Addressing utility engineers at a trade conference, Tom Donahue said that the US government believes that inside knowledge played a significant part in the hacker's attempts. No details of the outages or the affected countries were revealed, but the attacks were confirmed as Internet-based.
To counter such cyber intrusions, the Bush administration has implemented various policies and legislations.
On January 17, the The Federal Energy Regulatory Commission (FERC) today approved eight new mandatory critical infrastructure protection (CIP) reliability standards to protect the nation's bulk power system against potential disruptions from cyber security breaches.
These reliability standards were developed by the North American Electric Reliability Corporation (NERC), which FERC has designated as the electric reliability organization (ERO). "Today we achieve a milestone by adopting the first mandatory and enforceable reliability standards that address cyber security concerns on the bulk power system in the US, FERC Chairman Joseph T. Kelliher said. "The electric industry now can move on to the implementation of the standards in conjunction with improvement of these standards in order to increase the security and reliability of the bulk power system.

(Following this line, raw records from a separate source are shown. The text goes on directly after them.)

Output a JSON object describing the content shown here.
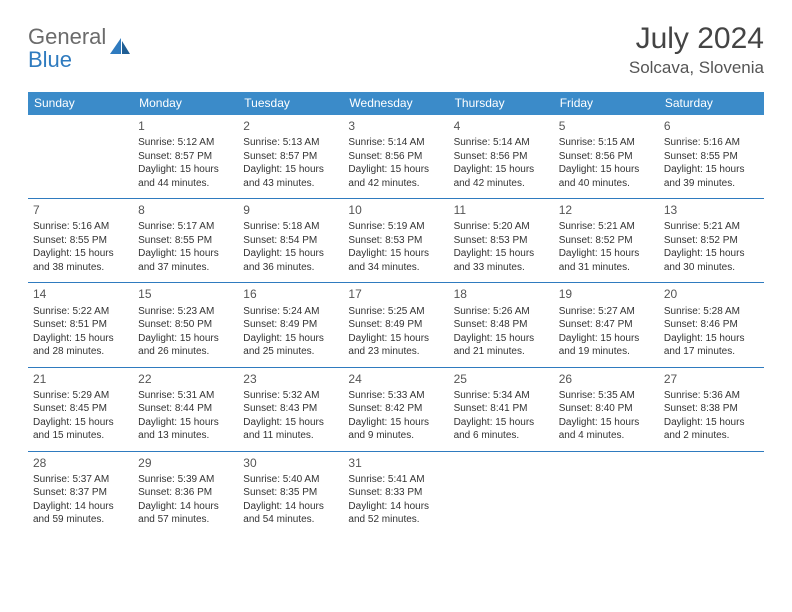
{
  "logo": {
    "word1": "General",
    "word2": "Blue"
  },
  "title": "July 2024",
  "location": "Solcava, Slovenia",
  "colors": {
    "header_bg": "#3b8bc9",
    "rule": "#2f7bbf",
    "logo_gray": "#6b6b6b",
    "logo_blue": "#2f7bbf",
    "text": "#333333"
  },
  "weekdays": [
    "Sunday",
    "Monday",
    "Tuesday",
    "Wednesday",
    "Thursday",
    "Friday",
    "Saturday"
  ],
  "weeks": [
    [
      {
        "n": "",
        "sr": "",
        "ss": "",
        "dl": ""
      },
      {
        "n": "1",
        "sr": "Sunrise: 5:12 AM",
        "ss": "Sunset: 8:57 PM",
        "dl": "Daylight: 15 hours and 44 minutes."
      },
      {
        "n": "2",
        "sr": "Sunrise: 5:13 AM",
        "ss": "Sunset: 8:57 PM",
        "dl": "Daylight: 15 hours and 43 minutes."
      },
      {
        "n": "3",
        "sr": "Sunrise: 5:14 AM",
        "ss": "Sunset: 8:56 PM",
        "dl": "Daylight: 15 hours and 42 minutes."
      },
      {
        "n": "4",
        "sr": "Sunrise: 5:14 AM",
        "ss": "Sunset: 8:56 PM",
        "dl": "Daylight: 15 hours and 42 minutes."
      },
      {
        "n": "5",
        "sr": "Sunrise: 5:15 AM",
        "ss": "Sunset: 8:56 PM",
        "dl": "Daylight: 15 hours and 40 minutes."
      },
      {
        "n": "6",
        "sr": "Sunrise: 5:16 AM",
        "ss": "Sunset: 8:55 PM",
        "dl": "Daylight: 15 hours and 39 minutes."
      }
    ],
    [
      {
        "n": "7",
        "sr": "Sunrise: 5:16 AM",
        "ss": "Sunset: 8:55 PM",
        "dl": "Daylight: 15 hours and 38 minutes."
      },
      {
        "n": "8",
        "sr": "Sunrise: 5:17 AM",
        "ss": "Sunset: 8:55 PM",
        "dl": "Daylight: 15 hours and 37 minutes."
      },
      {
        "n": "9",
        "sr": "Sunrise: 5:18 AM",
        "ss": "Sunset: 8:54 PM",
        "dl": "Daylight: 15 hours and 36 minutes."
      },
      {
        "n": "10",
        "sr": "Sunrise: 5:19 AM",
        "ss": "Sunset: 8:53 PM",
        "dl": "Daylight: 15 hours and 34 minutes."
      },
      {
        "n": "11",
        "sr": "Sunrise: 5:20 AM",
        "ss": "Sunset: 8:53 PM",
        "dl": "Daylight: 15 hours and 33 minutes."
      },
      {
        "n": "12",
        "sr": "Sunrise: 5:21 AM",
        "ss": "Sunset: 8:52 PM",
        "dl": "Daylight: 15 hours and 31 minutes."
      },
      {
        "n": "13",
        "sr": "Sunrise: 5:21 AM",
        "ss": "Sunset: 8:52 PM",
        "dl": "Daylight: 15 hours and 30 minutes."
      }
    ],
    [
      {
        "n": "14",
        "sr": "Sunrise: 5:22 AM",
        "ss": "Sunset: 8:51 PM",
        "dl": "Daylight: 15 hours and 28 minutes."
      },
      {
        "n": "15",
        "sr": "Sunrise: 5:23 AM",
        "ss": "Sunset: 8:50 PM",
        "dl": "Daylight: 15 hours and 26 minutes."
      },
      {
        "n": "16",
        "sr": "Sunrise: 5:24 AM",
        "ss": "Sunset: 8:49 PM",
        "dl": "Daylight: 15 hours and 25 minutes."
      },
      {
        "n": "17",
        "sr": "Sunrise: 5:25 AM",
        "ss": "Sunset: 8:49 PM",
        "dl": "Daylight: 15 hours and 23 minutes."
      },
      {
        "n": "18",
        "sr": "Sunrise: 5:26 AM",
        "ss": "Sunset: 8:48 PM",
        "dl": "Daylight: 15 hours and 21 minutes."
      },
      {
        "n": "19",
        "sr": "Sunrise: 5:27 AM",
        "ss": "Sunset: 8:47 PM",
        "dl": "Daylight: 15 hours and 19 minutes."
      },
      {
        "n": "20",
        "sr": "Sunrise: 5:28 AM",
        "ss": "Sunset: 8:46 PM",
        "dl": "Daylight: 15 hours and 17 minutes."
      }
    ],
    [
      {
        "n": "21",
        "sr": "Sunrise: 5:29 AM",
        "ss": "Sunset: 8:45 PM",
        "dl": "Daylight: 15 hours and 15 minutes."
      },
      {
        "n": "22",
        "sr": "Sunrise: 5:31 AM",
        "ss": "Sunset: 8:44 PM",
        "dl": "Daylight: 15 hours and 13 minutes."
      },
      {
        "n": "23",
        "sr": "Sunrise: 5:32 AM",
        "ss": "Sunset: 8:43 PM",
        "dl": "Daylight: 15 hours and 11 minutes."
      },
      {
        "n": "24",
        "sr": "Sunrise: 5:33 AM",
        "ss": "Sunset: 8:42 PM",
        "dl": "Daylight: 15 hours and 9 minutes."
      },
      {
        "n": "25",
        "sr": "Sunrise: 5:34 AM",
        "ss": "Sunset: 8:41 PM",
        "dl": "Daylight: 15 hours and 6 minutes."
      },
      {
        "n": "26",
        "sr": "Sunrise: 5:35 AM",
        "ss": "Sunset: 8:40 PM",
        "dl": "Daylight: 15 hours and 4 minutes."
      },
      {
        "n": "27",
        "sr": "Sunrise: 5:36 AM",
        "ss": "Sunset: 8:38 PM",
        "dl": "Daylight: 15 hours and 2 minutes."
      }
    ],
    [
      {
        "n": "28",
        "sr": "Sunrise: 5:37 AM",
        "ss": "Sunset: 8:37 PM",
        "dl": "Daylight: 14 hours and 59 minutes."
      },
      {
        "n": "29",
        "sr": "Sunrise: 5:39 AM",
        "ss": "Sunset: 8:36 PM",
        "dl": "Daylight: 14 hours and 57 minutes."
      },
      {
        "n": "30",
        "sr": "Sunrise: 5:40 AM",
        "ss": "Sunset: 8:35 PM",
        "dl": "Daylight: 14 hours and 54 minutes."
      },
      {
        "n": "31",
        "sr": "Sunrise: 5:41 AM",
        "ss": "Sunset: 8:33 PM",
        "dl": "Daylight: 14 hours and 52 minutes."
      },
      {
        "n": "",
        "sr": "",
        "ss": "",
        "dl": ""
      },
      {
        "n": "",
        "sr": "",
        "ss": "",
        "dl": ""
      },
      {
        "n": "",
        "sr": "",
        "ss": "",
        "dl": ""
      }
    ]
  ]
}
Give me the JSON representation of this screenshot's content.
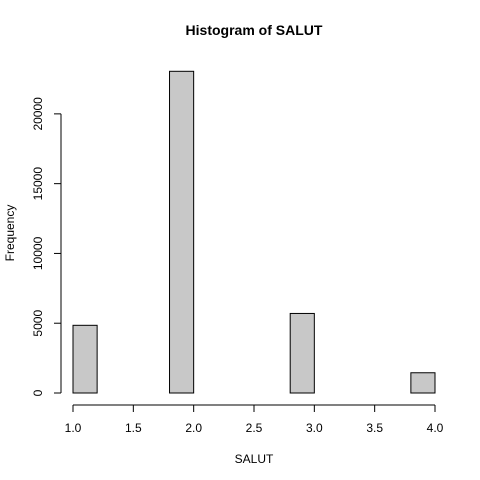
{
  "chart_data": {
    "type": "bar",
    "title": "Histogram of SALUT",
    "xlabel": "SALUT",
    "ylabel": "Frequency",
    "xlim": [
      1.0,
      4.0
    ],
    "ylim": [
      0,
      23000
    ],
    "grid": false,
    "bin_width": 0.2,
    "bins": [
      {
        "start": 1.0,
        "end": 1.2,
        "count": 4850
      },
      {
        "start": 1.2,
        "end": 1.4,
        "count": 0
      },
      {
        "start": 1.4,
        "end": 1.6,
        "count": 0
      },
      {
        "start": 1.6,
        "end": 1.8,
        "count": 0
      },
      {
        "start": 1.8,
        "end": 2.0,
        "count": 23050
      },
      {
        "start": 2.0,
        "end": 2.2,
        "count": 0
      },
      {
        "start": 2.2,
        "end": 2.4,
        "count": 0
      },
      {
        "start": 2.4,
        "end": 2.6,
        "count": 0
      },
      {
        "start": 2.6,
        "end": 2.8,
        "count": 0
      },
      {
        "start": 2.8,
        "end": 3.0,
        "count": 5700
      },
      {
        "start": 3.0,
        "end": 3.2,
        "count": 0
      },
      {
        "start": 3.2,
        "end": 3.4,
        "count": 0
      },
      {
        "start": 3.4,
        "end": 3.6,
        "count": 0
      },
      {
        "start": 3.6,
        "end": 3.8,
        "count": 0
      },
      {
        "start": 3.8,
        "end": 4.0,
        "count": 1450
      }
    ],
    "x_ticks": [
      {
        "value": 1.0,
        "label": "1.0"
      },
      {
        "value": 1.5,
        "label": "1.5"
      },
      {
        "value": 2.0,
        "label": "2.0"
      },
      {
        "value": 2.5,
        "label": "2.5"
      },
      {
        "value": 3.0,
        "label": "3.0"
      },
      {
        "value": 3.5,
        "label": "3.5"
      },
      {
        "value": 4.0,
        "label": "4.0"
      }
    ],
    "y_ticks": [
      {
        "value": 0,
        "label": "0"
      },
      {
        "value": 5000,
        "label": "5000"
      },
      {
        "value": 10000,
        "label": "10000"
      },
      {
        "value": 15000,
        "label": "15000"
      },
      {
        "value": 20000,
        "label": "20000"
      }
    ]
  }
}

The mandatory reliability standards require certain users, owners and operators of the bulk power system to establish policies, plans and procedures to safeguard physical and electronic access to control systems, to train personnel on security matters, to report security incidents, and to be prepared to recover from a cyber incident. The eight CIP reliability standards address the following topics:
Critical Cyber Asset Identification;
Security Management Controls;
Personnel and Training;
Electronic Security Perimeters;
Physical Security of Critical Cyber Assets;
Systems Security Management;
Incident Reporting and Response Planning;
and Recovery Plans for Critical Cyber Assets.
Datacenter owners and operators have long been aware of the threat posed by the hacker community, with the propensity for more sustained and intricate DoS and zombie attacks on the rise. With power and security of supply constant concerns, targeting electrical generators highlights yet another area for the datacenter industry to protect itself from.